The United States said earlier it had made separate agreements with Kyiv and Moscow to ensure safe navigation in the Black Sea and to implement a ban on attacks on energy facilities in the two countries.

"The US side considers that our agreements come into force after their announcement by the US side," Zelenskiy told reporters at a news conference in Kyiv, adding that he did not trust Russia to honor the arrangements.

The accords are the first ones aimed at halting energy strikes since Russia launched its full-scale invasion in February 2022, triggering Europe's biggest conflict since World War Two. The fighting rages on across a 1,000-km (600-mile) front line.

The Ukrainian leader cautioned that the agreements did not set out a course of action if Russia broke them and that he would appeal directly to the US president if that happened.

"We have no faith in the Russians, but we will be constructive," he said.

He said US officials saw the energy ceasefire as covering attacks on other civilian infrastructure too and that ports should be covered by the Black Sea agreement.

Nightly Russian drone attacks have been a feature of life in big Ukrainian cities for many months. So have power outages as missiles have hammered the power grid.

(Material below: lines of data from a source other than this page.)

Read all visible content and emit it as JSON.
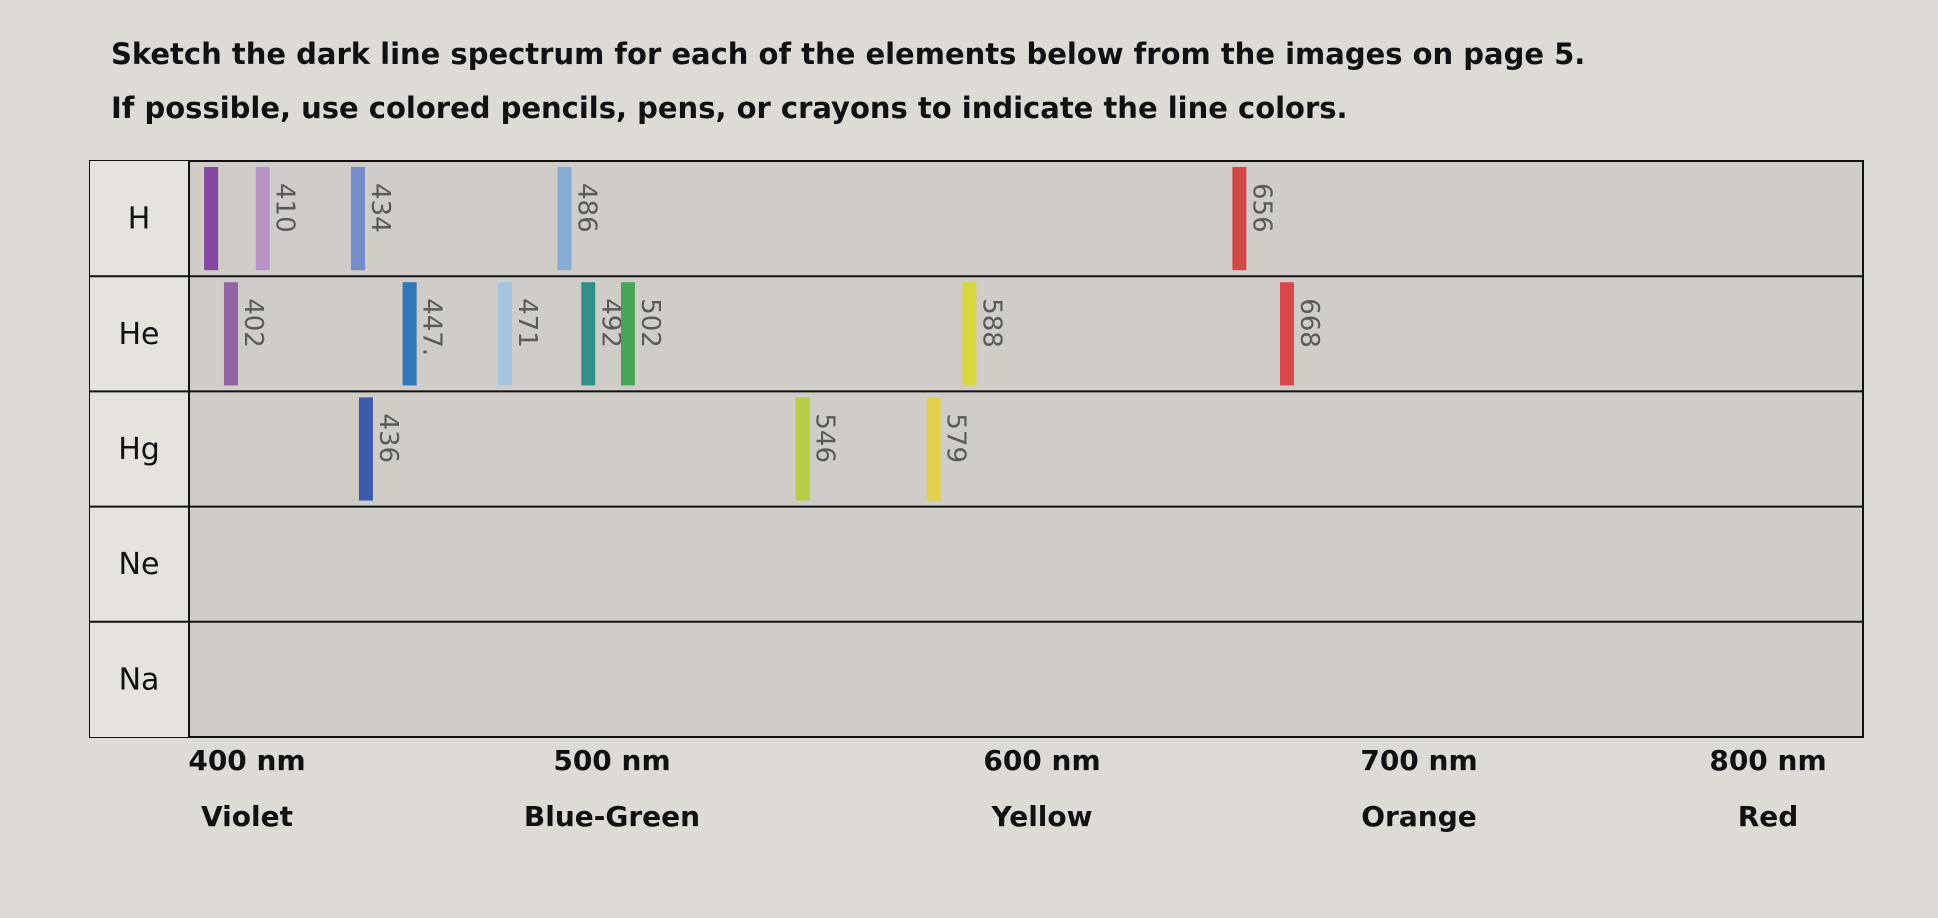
{
  "instructions": [
    "Sketch the dark line spectrum for each of the elements below from the images on page 5.",
    "If possible, use colored pencils, pens, or crayons to indicate the line colors."
  ],
  "rows": [
    {
      "element": "H",
      "lines": [
        {
          "nm": 397,
          "color": "#7b3a9e"
        },
        {
          "nm": 410,
          "label": "410",
          "color": "#b48cc4"
        },
        {
          "nm": 434,
          "label": "434",
          "color": "#6c86c9"
        },
        {
          "nm": 486,
          "label": "486",
          "color": "#7fa9d4"
        },
        {
          "nm": 656,
          "label": "656",
          "color": "#d23a3a"
        }
      ]
    },
    {
      "element": "He",
      "lines": [
        {
          "nm": 402,
          "label": "402",
          "color": "#8a5aa0"
        },
        {
          "nm": 447,
          "label": "447.",
          "color": "#1e6fb8"
        },
        {
          "nm": 471,
          "label": "471",
          "color": "#9cc3e0"
        },
        {
          "nm": 492,
          "label": "492",
          "color": "#1e8a80"
        },
        {
          "nm": 502,
          "label": "502",
          "color": "#3aa04a"
        },
        {
          "nm": 588,
          "label": "588",
          "color": "#d8d830"
        },
        {
          "nm": 668,
          "label": "668",
          "color": "#d83838"
        }
      ]
    },
    {
      "element": "Hg",
      "lines": [
        {
          "nm": 436,
          "label": "436",
          "color": "#2c4fa8"
        },
        {
          "nm": 546,
          "label": "546",
          "color": "#b5cc3a"
        },
        {
          "nm": 579,
          "label": "579",
          "color": "#e0d040"
        }
      ]
    },
    {
      "element": "Ne",
      "lines": []
    },
    {
      "element": "Na",
      "lines": []
    }
  ],
  "axis": [
    {
      "label": "400 nm",
      "color_name": "Violet"
    },
    {
      "label": "500 nm",
      "color_name": "Blue-Green"
    },
    {
      "label": "600 nm",
      "color_name": "Yellow"
    },
    {
      "label": "700 nm",
      "color_name": "Orange"
    },
    {
      "label": "800 nm",
      "color_name": "Red"
    }
  ]
}
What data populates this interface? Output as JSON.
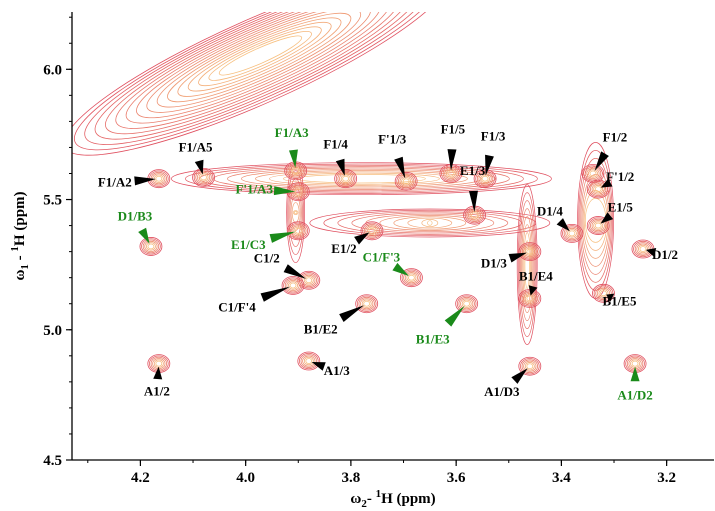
{
  "chart_data": {
    "type": "scatter",
    "title": "",
    "xlabel": {
      "prefix": "ω",
      "sub": "2",
      "mid": "- ",
      "sup": "1",
      "nuc": "H",
      "unit": " (ppm)"
    },
    "ylabel": {
      "prefix": "ω",
      "sub": "1",
      "mid": " - ",
      "sup": "1",
      "nuc": "H",
      "unit": " (ppm)"
    },
    "xlim": [
      4.33,
      3.11
    ],
    "ylim": [
      4.5,
      6.22
    ],
    "x_ticks": [
      4.2,
      4.0,
      3.8,
      3.6,
      3.4,
      3.2
    ],
    "x_tick_labels": [
      "4.2",
      "4.0",
      "3.8",
      "3.6",
      "3.4",
      "3.2"
    ],
    "y_ticks": [
      4.5,
      5.0,
      5.5,
      6.0
    ],
    "y_tick_labels": [
      "4.5",
      "5.0",
      "5.5",
      "6.0"
    ],
    "colors": {
      "contour_outer": "#e05060",
      "contour_inner": "#f7c080",
      "label_black": "#000000",
      "label_green": "#1a8a1a"
    },
    "cross_peaks": [
      {
        "label": "F1/A2",
        "x": 4.165,
        "y": 5.58,
        "color": "black"
      },
      {
        "label": "F1/A5",
        "x": 4.08,
        "y": 5.585,
        "color": "black"
      },
      {
        "label": "D1/B3",
        "x": 4.18,
        "y": 5.32,
        "color": "green"
      },
      {
        "label": "F1/A3",
        "x": 3.905,
        "y": 5.61,
        "color": "green"
      },
      {
        "label": "F'1/A3",
        "x": 3.9,
        "y": 5.53,
        "color": "green"
      },
      {
        "label": "E1/C3",
        "x": 3.9,
        "y": 5.38,
        "color": "green"
      },
      {
        "label": "C1/2",
        "x": 3.88,
        "y": 5.19,
        "color": "black"
      },
      {
        "label": "C1/F'4",
        "x": 3.91,
        "y": 5.17,
        "color": "black"
      },
      {
        "label": "F1/4",
        "x": 3.81,
        "y": 5.58,
        "color": "black"
      },
      {
        "label": "E1/2",
        "x": 3.76,
        "y": 5.38,
        "color": "black"
      },
      {
        "label": "B1/E2",
        "x": 3.77,
        "y": 5.1,
        "color": "black"
      },
      {
        "label": "F'1/3",
        "x": 3.695,
        "y": 5.57,
        "color": "black"
      },
      {
        "label": "C1/F'3",
        "x": 3.685,
        "y": 5.2,
        "color": "green"
      },
      {
        "label": "F1/5",
        "x": 3.61,
        "y": 5.6,
        "color": "black"
      },
      {
        "label": "F1/3",
        "x": 3.545,
        "y": 5.58,
        "color": "black"
      },
      {
        "label": "E1/3",
        "x": 3.565,
        "y": 5.44,
        "color": "black"
      },
      {
        "label": "B1/E3",
        "x": 3.58,
        "y": 5.1,
        "color": "green"
      },
      {
        "label": "D1/3",
        "x": 3.46,
        "y": 5.3,
        "color": "black"
      },
      {
        "label": "B1/E4",
        "x": 3.46,
        "y": 5.12,
        "color": "black"
      },
      {
        "label": "A1/D3",
        "x": 3.46,
        "y": 4.86,
        "color": "black"
      },
      {
        "label": "D1/4",
        "x": 3.38,
        "y": 5.37,
        "color": "black"
      },
      {
        "label": "F1/2",
        "x": 3.34,
        "y": 5.6,
        "color": "black"
      },
      {
        "label": "F'1/2",
        "x": 3.33,
        "y": 5.54,
        "color": "black"
      },
      {
        "label": "E1/5",
        "x": 3.33,
        "y": 5.4,
        "color": "black"
      },
      {
        "label": "B1/E5",
        "x": 3.32,
        "y": 5.14,
        "color": "black"
      },
      {
        "label": "D1/2",
        "x": 3.245,
        "y": 5.31,
        "color": "black"
      },
      {
        "label": "A1/D2",
        "x": 3.26,
        "y": 4.87,
        "color": "green"
      },
      {
        "label": "A1/2",
        "x": 4.165,
        "y": 4.87,
        "color": "black"
      },
      {
        "label": "A1/3",
        "x": 3.88,
        "y": 4.88,
        "color": "black"
      }
    ]
  }
}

Kyiv has used drones to hit Russian oil refineries to raise the costs for its much larger foe.

Ukraine, Zelenskiy said, presented US officials during talks with a list of facilities that should be covered by the moratorium on energy strikes.

The deals were announced following two days of talks in Saudi Arabia between US and Ukrainian officials on the one hand and US and Russian officials on the other.

Ukrainian Defense Minister Rustem Umerov, who took part in the talks, wrote on X: "All parties agreed to develop measures for implementing the Presidents’ agreement to ban strikes against energy facilities of Ukraine and Russia."

The White House said in a joint statement with Russia that it would help Moscow restore its access to the world market for agricultural and fertilizer exports.

Zelenskiy said Ukraine had not agreed to put that in its statement with the US side.

"We believe that this is a weakening of position and sanctions," he said.

BLACK SEA WARNING

Kyiv will regard any movement of Russian naval vessels beyond the east of the Black Sea as a violation of the spirit of the agreements, Umerov said.

In such an event, Kyiv will have the right to self-defense, he said, implying that Ukraine could retaliate.

Kyiv, which has used naval drones and missiles to push Russia's Black Sea fleet back towards the east of the Black Sea, would welcome third countries supporting the implementation of the accords, Umerov said.

"The American side really wanted all of this not to fail, so they did not want to go into many details. But in any case we will have to understand answers to each of the details," Zelenskiy said.

Zelenskiy said that Türkiye could potentially be involved in monitoring in the Black Sea while Middle Eastern countries could track the energy truce, though he noted that had not been discussed yet with those countries.

Separately, Zelenskiy said the United States had presented Ukraine with an expanded version of a bilateral minerals deal that went beyond the initial framework agreement that the two sides agreed earlier but never signed.

Zelenskiy had been expected to sign a minerals deal opening up Ukraine's critical minerals to the United States during talks with Trump in the Oval Office last month, but did not when the meeting spiraled into acrimony in front of the world's media.

Zelenskiy said he had not been able to fully review the new proposal in detail yet, but that it did not include greater US involvement in Ukraine's nuclear power sector, something that has been floated by Washington in recent days.